R: Cluster Solution Diagnositics Using Bootstrap Replicates
bootCVD
R Documentation
Cluster Solution Diagnositics Using Bootstrap Replicates
Description
Provides a plot of both the Rand index and the Calinski-Harabas index for
different numbers of clusters for a common underlying dataset using either
the K-Means, K-Medians, or Neural Gas clusting algorithms based on a set of
bootstrap replicates of the data.
An integer vector giving the set of clustering solutions to be
examined.
nboot
The number of bootstrap replicates to use for the assessment.
nrep
The number of each set of initial cluster seeds on which to base
a solution.
method
The clustering method, one of "kmn" (K-Means), "kmd"
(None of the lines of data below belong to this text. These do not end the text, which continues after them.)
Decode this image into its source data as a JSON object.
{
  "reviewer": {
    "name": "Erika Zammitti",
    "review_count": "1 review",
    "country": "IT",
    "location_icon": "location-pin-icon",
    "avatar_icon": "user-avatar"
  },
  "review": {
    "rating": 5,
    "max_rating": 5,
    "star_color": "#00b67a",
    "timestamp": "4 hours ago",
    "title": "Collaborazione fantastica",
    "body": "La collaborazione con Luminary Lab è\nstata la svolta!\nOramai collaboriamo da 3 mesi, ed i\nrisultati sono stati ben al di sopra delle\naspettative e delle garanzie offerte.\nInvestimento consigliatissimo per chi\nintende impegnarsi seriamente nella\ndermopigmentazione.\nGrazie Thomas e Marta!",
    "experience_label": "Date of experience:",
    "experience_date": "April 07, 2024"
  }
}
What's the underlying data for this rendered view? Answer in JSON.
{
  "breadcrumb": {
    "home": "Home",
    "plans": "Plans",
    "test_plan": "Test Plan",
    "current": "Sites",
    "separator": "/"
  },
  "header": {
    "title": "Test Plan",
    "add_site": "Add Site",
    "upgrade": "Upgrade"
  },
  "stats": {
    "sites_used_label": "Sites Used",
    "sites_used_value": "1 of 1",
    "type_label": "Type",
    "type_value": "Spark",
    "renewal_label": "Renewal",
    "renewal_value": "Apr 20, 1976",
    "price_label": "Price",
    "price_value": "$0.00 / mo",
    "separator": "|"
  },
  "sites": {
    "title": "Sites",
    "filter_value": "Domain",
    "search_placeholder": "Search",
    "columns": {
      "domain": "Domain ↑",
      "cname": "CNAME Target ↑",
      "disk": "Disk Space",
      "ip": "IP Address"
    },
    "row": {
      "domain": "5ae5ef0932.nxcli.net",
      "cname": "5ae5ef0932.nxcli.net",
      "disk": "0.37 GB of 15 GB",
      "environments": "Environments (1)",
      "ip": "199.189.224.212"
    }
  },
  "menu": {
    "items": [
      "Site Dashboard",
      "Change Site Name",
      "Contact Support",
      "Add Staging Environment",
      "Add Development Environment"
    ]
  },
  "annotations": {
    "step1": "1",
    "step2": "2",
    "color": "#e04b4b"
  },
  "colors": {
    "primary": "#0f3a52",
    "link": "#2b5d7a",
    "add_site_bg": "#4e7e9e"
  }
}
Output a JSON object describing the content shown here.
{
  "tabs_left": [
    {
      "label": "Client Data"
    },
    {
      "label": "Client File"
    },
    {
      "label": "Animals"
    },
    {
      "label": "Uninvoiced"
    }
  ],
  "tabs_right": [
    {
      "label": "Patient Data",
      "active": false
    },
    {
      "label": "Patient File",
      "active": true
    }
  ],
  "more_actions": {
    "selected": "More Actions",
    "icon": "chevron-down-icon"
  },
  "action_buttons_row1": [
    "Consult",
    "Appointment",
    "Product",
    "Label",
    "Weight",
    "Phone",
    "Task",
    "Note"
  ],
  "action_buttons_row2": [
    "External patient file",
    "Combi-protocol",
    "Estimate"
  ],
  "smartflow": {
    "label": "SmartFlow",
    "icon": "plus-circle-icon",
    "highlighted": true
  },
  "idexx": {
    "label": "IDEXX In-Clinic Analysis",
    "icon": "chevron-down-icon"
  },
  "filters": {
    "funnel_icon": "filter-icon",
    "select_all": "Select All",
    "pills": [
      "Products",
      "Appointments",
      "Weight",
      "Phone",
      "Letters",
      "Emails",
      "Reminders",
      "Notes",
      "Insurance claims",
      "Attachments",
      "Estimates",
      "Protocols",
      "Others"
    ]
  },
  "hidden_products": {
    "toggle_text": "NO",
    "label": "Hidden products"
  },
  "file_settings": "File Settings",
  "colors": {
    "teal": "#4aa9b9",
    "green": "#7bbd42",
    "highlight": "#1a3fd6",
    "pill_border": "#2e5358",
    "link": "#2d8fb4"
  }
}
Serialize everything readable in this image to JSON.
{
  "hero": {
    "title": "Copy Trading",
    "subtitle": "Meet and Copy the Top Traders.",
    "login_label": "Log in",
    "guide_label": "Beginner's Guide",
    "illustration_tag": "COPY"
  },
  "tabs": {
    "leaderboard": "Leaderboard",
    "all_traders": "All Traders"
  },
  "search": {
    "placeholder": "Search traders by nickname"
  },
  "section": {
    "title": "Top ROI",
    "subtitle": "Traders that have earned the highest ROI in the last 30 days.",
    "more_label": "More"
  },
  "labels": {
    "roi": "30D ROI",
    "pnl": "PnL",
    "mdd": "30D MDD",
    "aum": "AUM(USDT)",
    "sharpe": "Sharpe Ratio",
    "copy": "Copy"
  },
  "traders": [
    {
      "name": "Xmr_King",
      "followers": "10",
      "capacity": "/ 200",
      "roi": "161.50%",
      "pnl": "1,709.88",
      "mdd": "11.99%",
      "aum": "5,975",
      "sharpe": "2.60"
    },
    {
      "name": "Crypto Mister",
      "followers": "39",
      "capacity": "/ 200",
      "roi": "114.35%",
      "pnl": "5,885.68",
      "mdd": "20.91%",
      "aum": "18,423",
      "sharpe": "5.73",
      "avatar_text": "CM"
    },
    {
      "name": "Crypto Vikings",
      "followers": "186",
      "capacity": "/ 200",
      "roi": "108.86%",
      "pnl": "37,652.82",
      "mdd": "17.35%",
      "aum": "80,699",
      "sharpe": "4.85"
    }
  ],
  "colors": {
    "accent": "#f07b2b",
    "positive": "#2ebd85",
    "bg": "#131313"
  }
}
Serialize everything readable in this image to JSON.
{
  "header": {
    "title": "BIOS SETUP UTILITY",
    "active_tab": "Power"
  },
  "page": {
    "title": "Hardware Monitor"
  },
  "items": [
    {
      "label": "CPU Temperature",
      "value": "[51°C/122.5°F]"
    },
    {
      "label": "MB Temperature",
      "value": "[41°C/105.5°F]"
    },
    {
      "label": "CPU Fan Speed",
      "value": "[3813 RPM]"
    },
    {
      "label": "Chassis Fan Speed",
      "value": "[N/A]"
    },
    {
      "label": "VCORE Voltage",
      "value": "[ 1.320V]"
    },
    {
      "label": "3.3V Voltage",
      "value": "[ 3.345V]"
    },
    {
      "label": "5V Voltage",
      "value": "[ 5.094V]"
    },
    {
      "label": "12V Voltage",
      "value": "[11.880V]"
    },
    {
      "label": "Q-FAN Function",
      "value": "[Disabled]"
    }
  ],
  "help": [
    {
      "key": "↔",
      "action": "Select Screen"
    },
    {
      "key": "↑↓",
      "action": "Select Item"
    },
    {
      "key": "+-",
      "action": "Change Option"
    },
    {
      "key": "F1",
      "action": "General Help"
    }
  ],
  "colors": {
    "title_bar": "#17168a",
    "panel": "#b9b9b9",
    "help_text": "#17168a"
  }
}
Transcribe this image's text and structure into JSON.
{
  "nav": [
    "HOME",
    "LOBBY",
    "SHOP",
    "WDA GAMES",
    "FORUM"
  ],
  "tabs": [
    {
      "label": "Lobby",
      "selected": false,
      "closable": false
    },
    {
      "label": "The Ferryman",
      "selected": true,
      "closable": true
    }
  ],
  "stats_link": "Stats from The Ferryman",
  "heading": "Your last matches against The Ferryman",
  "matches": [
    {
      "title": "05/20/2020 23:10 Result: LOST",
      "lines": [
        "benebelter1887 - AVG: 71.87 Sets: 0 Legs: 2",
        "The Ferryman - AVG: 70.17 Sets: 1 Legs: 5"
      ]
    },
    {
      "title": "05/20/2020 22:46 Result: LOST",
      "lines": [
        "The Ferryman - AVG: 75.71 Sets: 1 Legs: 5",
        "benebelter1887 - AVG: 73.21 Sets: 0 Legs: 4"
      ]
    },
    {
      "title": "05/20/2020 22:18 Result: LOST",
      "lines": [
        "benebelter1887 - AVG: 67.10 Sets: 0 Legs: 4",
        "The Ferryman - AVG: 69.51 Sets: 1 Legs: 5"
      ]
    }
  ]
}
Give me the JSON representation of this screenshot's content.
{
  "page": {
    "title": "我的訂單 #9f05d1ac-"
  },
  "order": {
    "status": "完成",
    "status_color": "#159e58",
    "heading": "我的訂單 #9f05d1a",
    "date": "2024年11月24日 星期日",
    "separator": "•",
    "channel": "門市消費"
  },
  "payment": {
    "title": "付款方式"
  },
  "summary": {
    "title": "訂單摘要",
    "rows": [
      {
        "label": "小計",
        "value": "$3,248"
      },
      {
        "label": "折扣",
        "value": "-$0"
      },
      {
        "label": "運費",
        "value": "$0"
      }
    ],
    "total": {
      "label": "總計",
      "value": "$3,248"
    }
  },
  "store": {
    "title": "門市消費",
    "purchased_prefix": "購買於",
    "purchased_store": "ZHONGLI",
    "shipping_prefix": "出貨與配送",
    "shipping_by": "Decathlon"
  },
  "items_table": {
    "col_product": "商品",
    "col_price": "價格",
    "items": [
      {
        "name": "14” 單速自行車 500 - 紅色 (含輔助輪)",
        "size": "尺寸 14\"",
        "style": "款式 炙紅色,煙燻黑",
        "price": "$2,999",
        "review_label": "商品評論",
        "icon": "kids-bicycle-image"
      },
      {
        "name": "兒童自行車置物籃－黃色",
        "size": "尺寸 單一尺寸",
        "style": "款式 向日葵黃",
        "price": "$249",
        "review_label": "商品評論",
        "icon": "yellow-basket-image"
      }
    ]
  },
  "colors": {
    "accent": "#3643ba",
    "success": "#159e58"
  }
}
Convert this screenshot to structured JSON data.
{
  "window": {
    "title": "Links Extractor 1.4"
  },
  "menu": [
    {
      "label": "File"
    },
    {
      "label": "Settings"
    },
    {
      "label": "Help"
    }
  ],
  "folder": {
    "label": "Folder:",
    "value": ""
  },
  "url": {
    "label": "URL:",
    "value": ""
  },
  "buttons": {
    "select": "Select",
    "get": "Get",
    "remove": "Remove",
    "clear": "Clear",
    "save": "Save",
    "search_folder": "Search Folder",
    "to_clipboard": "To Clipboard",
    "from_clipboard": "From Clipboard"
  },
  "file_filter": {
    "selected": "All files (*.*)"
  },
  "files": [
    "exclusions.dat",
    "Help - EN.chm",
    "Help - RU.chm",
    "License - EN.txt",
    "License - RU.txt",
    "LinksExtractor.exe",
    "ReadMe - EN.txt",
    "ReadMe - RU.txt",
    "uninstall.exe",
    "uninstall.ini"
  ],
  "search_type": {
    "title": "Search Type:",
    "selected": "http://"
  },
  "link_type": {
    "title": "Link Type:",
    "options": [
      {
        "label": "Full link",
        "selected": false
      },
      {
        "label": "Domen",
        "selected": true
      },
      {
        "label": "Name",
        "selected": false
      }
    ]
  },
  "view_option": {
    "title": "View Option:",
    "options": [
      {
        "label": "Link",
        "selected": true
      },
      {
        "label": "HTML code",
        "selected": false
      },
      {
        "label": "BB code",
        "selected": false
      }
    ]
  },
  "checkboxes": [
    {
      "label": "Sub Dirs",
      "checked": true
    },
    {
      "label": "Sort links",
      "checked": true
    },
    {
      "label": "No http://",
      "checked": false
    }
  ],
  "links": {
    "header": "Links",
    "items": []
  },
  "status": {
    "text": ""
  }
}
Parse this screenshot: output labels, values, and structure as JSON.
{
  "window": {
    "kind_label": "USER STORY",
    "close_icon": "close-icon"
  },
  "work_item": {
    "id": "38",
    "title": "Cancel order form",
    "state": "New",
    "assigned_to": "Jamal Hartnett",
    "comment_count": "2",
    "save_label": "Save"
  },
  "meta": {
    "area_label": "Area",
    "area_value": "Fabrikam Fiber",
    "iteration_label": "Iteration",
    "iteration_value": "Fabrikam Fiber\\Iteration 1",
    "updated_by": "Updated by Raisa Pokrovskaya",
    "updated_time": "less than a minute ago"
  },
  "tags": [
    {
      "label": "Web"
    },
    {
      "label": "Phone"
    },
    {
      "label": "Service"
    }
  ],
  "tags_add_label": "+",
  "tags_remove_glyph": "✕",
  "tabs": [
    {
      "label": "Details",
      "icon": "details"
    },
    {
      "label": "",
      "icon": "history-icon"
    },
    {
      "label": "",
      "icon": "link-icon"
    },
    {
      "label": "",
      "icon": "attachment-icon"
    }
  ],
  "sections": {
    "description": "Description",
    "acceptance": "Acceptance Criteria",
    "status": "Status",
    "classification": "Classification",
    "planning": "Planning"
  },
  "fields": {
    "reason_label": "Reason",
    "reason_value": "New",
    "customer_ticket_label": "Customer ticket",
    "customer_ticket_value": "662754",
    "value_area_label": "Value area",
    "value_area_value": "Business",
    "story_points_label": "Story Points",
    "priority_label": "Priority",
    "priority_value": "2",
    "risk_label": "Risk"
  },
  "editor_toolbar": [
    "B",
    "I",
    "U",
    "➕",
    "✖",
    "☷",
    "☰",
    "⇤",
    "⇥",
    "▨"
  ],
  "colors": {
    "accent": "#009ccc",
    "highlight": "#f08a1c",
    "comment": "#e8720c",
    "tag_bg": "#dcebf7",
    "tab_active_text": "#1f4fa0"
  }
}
(K-Medians), and "neuralgas" (neural gas).
col1
The color to use for the plot of the Rand index values.
col2
The color to use for the plot of the Calinski-Harabas index values.
dsname
The name of the dataset being used (used only for output purposes.
xdat
A numeric matrix of the data to be clustered.
k_vals
An integer vector giving the set of clustering solutions to be examined.
clstr1
The cluster assignments from a bootFlexclust object for one side
of the Rand index paired comparisons.
clstr2
The cluster assignments from a bootFlexclust object for the
other side of the Rand index paired comparisons.
cntrs1
The cluster centers from a bootFlexclust object for one side
of the bootFlexclust Rand index paired comparisons.
cntrs2
The cluster centers from a bootFlexclust object for the other
side of the bootFlexclust Rand index paired comparisons.
fc
A bootFlexclust object.
ch
A matrix of Calinski-Harabas index values from bootCH.
Details
The Rand index provides a measure of cluster stability, with relatively
higher values indicating relatively more stable clusters, and the the
Calinski-Harabas index gives a ratio of cluster seperation to cluster
homogeneity, with higher values of the index being comparatively more
preferred. The use of bootstrap replicates addresses both potential
randomness in both the sample data and the clustering algorithms.
Value
The functions bootCVD and bootPlot return invisibly. Their
benefit is the side effect plot produced and the printed summary of the index
values. The function bootCH a matrix of Calinski-Harabas index values, the
rows are the replicates, and each column corresponds to a particular number
of clusters for a solution.
Author(s)
Dan Putler
References
S. Dolnicar, F. Leisch (2010), Evaluation of Structure and Reproducibility
of Cluster Solution Using the Bootstrap. Marketing Letters, 21:1.
F. Leisch (2006), A Toolbox for K-Centroids Cluster Analysis.
Computational Statistics and Data Analysis, 51:2.